Walter bit his tongue to keep back the fierce words which arose to his lips. He felt himself quivering with anger.
“All right! all right!” he said, his voice unsteady. “I am glad you are satisfied! But wait till the race is over. Rattleton’s glory will be gone then. Don’t think that he will pull his heart out. A man who smokes as much as he does can’t pull.”
“Smokes! Rattleton does not smoke at all. I observed him at the turkey roast. He absolutely refused to smoke.”
“Because you were present; but I know for a fact that he smokes behind your back, and he smokes almost constantly.”

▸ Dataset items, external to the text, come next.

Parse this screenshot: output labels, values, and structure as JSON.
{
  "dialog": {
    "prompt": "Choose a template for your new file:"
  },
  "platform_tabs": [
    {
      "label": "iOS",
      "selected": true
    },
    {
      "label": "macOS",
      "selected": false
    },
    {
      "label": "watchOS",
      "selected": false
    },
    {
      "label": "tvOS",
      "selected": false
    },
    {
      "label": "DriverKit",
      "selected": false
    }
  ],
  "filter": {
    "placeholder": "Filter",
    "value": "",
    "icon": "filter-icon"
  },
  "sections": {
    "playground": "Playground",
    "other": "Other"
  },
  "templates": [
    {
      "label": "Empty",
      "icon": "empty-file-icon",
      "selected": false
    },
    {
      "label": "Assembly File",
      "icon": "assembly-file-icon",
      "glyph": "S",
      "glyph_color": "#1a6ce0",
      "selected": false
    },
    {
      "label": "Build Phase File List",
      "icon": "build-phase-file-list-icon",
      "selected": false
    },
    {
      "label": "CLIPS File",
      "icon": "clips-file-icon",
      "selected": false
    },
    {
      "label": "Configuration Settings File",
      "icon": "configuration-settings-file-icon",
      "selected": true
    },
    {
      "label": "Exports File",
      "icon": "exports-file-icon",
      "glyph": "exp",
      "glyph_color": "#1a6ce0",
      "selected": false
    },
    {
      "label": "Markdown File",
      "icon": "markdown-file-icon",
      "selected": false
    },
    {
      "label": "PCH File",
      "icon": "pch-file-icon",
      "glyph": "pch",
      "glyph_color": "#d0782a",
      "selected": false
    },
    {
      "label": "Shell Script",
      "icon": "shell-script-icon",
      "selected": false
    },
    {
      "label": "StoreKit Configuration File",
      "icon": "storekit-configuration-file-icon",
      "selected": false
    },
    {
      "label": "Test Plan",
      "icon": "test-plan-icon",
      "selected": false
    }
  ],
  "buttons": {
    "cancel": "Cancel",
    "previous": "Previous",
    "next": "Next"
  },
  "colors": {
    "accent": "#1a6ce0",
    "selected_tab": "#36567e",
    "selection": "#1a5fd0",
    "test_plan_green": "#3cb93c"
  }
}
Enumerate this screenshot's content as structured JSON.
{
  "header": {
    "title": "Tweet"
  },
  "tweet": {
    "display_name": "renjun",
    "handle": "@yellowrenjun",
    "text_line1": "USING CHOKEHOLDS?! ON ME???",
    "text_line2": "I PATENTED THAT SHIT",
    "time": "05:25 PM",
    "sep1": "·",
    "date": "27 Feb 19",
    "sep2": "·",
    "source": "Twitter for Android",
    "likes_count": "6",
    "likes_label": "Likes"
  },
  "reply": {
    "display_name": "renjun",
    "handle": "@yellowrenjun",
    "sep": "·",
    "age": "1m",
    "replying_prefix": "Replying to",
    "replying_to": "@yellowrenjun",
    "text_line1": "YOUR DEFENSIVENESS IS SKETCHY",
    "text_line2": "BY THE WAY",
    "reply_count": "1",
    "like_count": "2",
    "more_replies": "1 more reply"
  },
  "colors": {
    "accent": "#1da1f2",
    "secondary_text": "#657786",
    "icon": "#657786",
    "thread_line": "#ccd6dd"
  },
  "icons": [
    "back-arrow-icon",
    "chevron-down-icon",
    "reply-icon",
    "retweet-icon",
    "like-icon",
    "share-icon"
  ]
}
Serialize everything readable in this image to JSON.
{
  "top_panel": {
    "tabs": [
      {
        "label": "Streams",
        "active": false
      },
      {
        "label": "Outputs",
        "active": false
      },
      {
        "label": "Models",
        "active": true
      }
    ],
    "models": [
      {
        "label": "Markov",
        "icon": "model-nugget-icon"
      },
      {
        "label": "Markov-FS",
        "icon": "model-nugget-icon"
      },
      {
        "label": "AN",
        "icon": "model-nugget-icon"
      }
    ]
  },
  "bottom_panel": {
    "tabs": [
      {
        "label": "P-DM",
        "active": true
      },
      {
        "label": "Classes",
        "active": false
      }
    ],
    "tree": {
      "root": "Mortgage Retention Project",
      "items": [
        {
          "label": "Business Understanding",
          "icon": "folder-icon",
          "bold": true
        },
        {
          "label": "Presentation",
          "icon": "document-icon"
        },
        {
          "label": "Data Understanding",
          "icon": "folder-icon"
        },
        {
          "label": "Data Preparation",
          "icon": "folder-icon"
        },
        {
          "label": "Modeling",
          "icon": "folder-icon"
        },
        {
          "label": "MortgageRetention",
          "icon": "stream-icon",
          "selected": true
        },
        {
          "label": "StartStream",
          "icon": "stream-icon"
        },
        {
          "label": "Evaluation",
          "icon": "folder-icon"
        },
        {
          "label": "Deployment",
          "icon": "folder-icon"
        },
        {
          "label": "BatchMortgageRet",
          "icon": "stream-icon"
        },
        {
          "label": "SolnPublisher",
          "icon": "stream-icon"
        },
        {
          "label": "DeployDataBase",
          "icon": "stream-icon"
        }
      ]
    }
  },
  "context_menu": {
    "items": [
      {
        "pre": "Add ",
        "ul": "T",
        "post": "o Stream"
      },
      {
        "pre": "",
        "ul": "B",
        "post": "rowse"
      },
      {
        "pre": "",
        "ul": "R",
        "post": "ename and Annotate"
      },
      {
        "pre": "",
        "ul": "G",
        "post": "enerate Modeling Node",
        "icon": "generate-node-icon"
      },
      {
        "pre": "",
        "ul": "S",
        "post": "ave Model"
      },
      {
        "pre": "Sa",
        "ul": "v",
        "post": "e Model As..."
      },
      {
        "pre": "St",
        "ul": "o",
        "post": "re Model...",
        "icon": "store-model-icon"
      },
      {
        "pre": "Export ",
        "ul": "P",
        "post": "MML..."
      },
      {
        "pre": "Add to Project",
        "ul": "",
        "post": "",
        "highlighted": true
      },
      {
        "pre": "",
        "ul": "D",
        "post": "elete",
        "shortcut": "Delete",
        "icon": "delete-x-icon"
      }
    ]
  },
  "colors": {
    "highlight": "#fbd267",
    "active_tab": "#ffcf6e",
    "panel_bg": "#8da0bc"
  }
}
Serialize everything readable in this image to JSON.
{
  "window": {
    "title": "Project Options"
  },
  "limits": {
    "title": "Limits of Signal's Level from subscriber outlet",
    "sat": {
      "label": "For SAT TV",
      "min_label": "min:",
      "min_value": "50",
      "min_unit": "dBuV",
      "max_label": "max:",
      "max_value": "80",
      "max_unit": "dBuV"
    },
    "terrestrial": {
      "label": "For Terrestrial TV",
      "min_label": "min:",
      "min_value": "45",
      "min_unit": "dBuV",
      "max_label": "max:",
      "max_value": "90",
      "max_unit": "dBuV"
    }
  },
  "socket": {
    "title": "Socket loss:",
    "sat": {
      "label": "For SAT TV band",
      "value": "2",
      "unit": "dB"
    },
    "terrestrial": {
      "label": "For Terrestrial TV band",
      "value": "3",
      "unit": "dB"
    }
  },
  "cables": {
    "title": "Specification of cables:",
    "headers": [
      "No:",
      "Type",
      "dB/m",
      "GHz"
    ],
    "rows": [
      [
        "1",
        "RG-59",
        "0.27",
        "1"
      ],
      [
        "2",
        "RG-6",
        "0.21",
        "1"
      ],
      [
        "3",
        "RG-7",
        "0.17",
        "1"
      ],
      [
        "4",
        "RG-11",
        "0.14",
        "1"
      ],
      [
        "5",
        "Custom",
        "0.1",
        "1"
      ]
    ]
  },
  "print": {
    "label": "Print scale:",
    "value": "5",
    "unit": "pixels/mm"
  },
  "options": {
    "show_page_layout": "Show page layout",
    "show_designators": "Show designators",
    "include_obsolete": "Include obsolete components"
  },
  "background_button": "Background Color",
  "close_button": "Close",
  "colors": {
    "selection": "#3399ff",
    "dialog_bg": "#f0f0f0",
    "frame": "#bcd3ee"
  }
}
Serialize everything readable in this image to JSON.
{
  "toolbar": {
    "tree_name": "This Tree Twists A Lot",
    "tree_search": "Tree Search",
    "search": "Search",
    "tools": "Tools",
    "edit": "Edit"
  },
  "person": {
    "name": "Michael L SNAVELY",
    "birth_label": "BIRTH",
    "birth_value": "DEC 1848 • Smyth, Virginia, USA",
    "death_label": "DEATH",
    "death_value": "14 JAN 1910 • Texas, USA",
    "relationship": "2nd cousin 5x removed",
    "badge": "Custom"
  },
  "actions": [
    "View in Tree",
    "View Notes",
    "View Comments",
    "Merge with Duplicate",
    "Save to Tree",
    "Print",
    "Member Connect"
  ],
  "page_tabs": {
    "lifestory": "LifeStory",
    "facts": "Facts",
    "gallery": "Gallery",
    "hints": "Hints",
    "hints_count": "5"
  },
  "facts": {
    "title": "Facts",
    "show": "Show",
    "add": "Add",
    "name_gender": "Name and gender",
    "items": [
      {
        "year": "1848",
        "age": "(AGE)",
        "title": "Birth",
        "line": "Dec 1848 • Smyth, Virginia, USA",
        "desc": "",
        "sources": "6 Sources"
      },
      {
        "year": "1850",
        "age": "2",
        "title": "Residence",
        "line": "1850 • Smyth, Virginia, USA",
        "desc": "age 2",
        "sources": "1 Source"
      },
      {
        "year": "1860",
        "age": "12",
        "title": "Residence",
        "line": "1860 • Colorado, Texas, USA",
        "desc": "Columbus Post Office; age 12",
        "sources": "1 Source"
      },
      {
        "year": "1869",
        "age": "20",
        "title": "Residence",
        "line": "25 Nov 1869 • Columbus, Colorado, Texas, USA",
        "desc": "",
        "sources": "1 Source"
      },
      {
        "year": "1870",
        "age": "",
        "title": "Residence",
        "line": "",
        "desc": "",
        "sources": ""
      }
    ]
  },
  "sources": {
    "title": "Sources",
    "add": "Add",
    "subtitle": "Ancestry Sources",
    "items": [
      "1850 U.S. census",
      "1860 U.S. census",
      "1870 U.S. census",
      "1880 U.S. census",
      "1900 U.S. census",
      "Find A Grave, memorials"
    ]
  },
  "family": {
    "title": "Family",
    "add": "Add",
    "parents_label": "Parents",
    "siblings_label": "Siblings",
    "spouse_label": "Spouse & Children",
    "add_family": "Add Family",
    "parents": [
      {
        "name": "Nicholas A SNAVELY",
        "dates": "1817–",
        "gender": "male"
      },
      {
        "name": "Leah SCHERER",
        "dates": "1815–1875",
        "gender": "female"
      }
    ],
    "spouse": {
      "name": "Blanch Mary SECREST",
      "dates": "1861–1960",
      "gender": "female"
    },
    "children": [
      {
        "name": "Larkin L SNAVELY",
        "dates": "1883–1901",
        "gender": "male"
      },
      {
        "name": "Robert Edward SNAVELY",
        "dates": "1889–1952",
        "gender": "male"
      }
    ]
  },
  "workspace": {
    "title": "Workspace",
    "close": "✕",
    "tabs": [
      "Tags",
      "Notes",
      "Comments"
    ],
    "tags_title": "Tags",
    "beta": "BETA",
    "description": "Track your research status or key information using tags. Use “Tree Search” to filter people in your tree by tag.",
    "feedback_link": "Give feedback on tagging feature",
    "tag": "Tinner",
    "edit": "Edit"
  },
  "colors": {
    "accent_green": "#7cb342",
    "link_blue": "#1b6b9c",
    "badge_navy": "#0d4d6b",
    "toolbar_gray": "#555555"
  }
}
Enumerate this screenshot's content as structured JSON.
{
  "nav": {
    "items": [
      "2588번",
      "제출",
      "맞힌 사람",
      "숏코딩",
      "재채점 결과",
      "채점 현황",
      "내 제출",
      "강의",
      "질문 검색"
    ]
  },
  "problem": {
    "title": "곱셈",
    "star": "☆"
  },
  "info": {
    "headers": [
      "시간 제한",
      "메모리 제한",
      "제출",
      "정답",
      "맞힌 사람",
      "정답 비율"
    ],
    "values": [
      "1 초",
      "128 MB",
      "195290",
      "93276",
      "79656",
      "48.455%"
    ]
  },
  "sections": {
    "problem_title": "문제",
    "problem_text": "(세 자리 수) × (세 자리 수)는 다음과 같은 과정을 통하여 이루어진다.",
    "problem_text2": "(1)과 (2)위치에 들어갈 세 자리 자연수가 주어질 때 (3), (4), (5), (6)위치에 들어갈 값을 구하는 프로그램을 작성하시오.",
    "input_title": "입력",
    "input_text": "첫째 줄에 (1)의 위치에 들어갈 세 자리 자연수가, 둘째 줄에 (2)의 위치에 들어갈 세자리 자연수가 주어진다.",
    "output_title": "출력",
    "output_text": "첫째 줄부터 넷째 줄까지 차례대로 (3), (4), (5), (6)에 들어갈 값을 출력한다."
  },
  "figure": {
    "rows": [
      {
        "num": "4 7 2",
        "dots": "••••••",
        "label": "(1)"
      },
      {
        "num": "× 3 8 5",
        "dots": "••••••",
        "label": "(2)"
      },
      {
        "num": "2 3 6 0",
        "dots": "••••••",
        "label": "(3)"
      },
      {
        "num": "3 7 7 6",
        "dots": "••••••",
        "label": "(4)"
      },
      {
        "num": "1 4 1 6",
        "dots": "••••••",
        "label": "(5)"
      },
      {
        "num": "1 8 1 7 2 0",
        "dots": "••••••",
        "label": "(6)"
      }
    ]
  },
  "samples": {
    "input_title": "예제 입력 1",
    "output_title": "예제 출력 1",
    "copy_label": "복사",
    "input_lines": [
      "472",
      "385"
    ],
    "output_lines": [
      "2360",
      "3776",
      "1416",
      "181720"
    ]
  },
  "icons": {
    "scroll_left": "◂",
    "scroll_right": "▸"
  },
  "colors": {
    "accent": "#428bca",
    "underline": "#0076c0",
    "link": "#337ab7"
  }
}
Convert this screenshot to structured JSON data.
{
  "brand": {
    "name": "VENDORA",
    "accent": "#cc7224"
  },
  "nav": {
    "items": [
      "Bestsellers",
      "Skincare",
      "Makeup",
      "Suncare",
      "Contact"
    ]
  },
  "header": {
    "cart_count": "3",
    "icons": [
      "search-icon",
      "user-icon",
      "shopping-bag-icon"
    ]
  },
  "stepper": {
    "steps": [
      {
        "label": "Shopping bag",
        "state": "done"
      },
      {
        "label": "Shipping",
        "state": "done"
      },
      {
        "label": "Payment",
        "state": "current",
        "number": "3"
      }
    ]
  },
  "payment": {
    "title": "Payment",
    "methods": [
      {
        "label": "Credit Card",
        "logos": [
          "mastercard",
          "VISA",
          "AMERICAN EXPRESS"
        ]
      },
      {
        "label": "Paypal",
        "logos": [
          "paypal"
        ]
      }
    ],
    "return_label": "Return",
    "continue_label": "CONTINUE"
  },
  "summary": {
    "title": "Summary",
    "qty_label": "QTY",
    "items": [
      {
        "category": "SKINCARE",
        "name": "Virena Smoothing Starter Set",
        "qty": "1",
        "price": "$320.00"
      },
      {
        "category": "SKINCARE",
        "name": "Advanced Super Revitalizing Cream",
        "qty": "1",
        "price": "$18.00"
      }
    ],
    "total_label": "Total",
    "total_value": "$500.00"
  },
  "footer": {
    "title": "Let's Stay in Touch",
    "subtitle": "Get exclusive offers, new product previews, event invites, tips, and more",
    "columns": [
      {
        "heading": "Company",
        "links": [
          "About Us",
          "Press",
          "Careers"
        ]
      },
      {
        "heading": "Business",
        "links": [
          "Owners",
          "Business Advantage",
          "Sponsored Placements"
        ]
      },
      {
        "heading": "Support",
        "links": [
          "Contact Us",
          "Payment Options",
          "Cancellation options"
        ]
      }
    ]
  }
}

“I cannot believe it. Merriwell would tell me.”
“Would he? Ha! ha! ha! You don’t know Frank Merriwell yet, but you will find him out. That fellow will go to any extreme to injure me, and so it is not likely he would tell anything on his chum that would cause you to give me his place.”
“I am sure you do Merriwell an injustice. He is a man who does not smoke himself, and he would not allow his roommate to injure himself smoking. However, I will find out about this.”
“Do so; but I have found out about it already. I have certain means of obtaining information.”
“So have the sophs, and they have obtained a great deal,” Putnam shot at Walter as he turned away.
Putnam collared Merriwell at the first opportunity and demanded to know the truth about Rattleton’s smoking.
“I know you will tell me the truth, Merry,” said Burnham, “and it is important that you should.”
“Some one has been telling you he is smoking?”
“Yes.”
“Well, he is not smoking now. I had a talk with him and he swore off. He is not touching tobacco in any form, and I give you my word on that.”
“That’s all I want,” said Putnam, quite satisfied.
After this the freshman crew took to practicing nights, and it was said that they worked as no crew of freshies every worked before. One night they ran up against the regular ’Varsity crew, and gave it a hot pull, but finally seemed to be beaten.
The report of this brush spread abroad, and the men on the regular crew were rather complimentary toward the freshmen. They said the youngsters worked together in a most surprising way, and it was predicted that they would give their rivals a hard pull.
The sophs were inclined to regard this as a jolly, and they continued confident of winning over the freshmen with the greatest ease.
CHAPTER XXV.
The traitor discovered.
“I say, Merry,” said Rattleton, the day before the race was to come off, “you can’t guess who Gordon is chumming with lately.”
“I don’t know as I can. Who is it?”
“Ditson.”
“Get out!”
“That’s on the level.”
“But Ditson the same as suggested outright that Gordon was the traitor who had told the sophs so much.”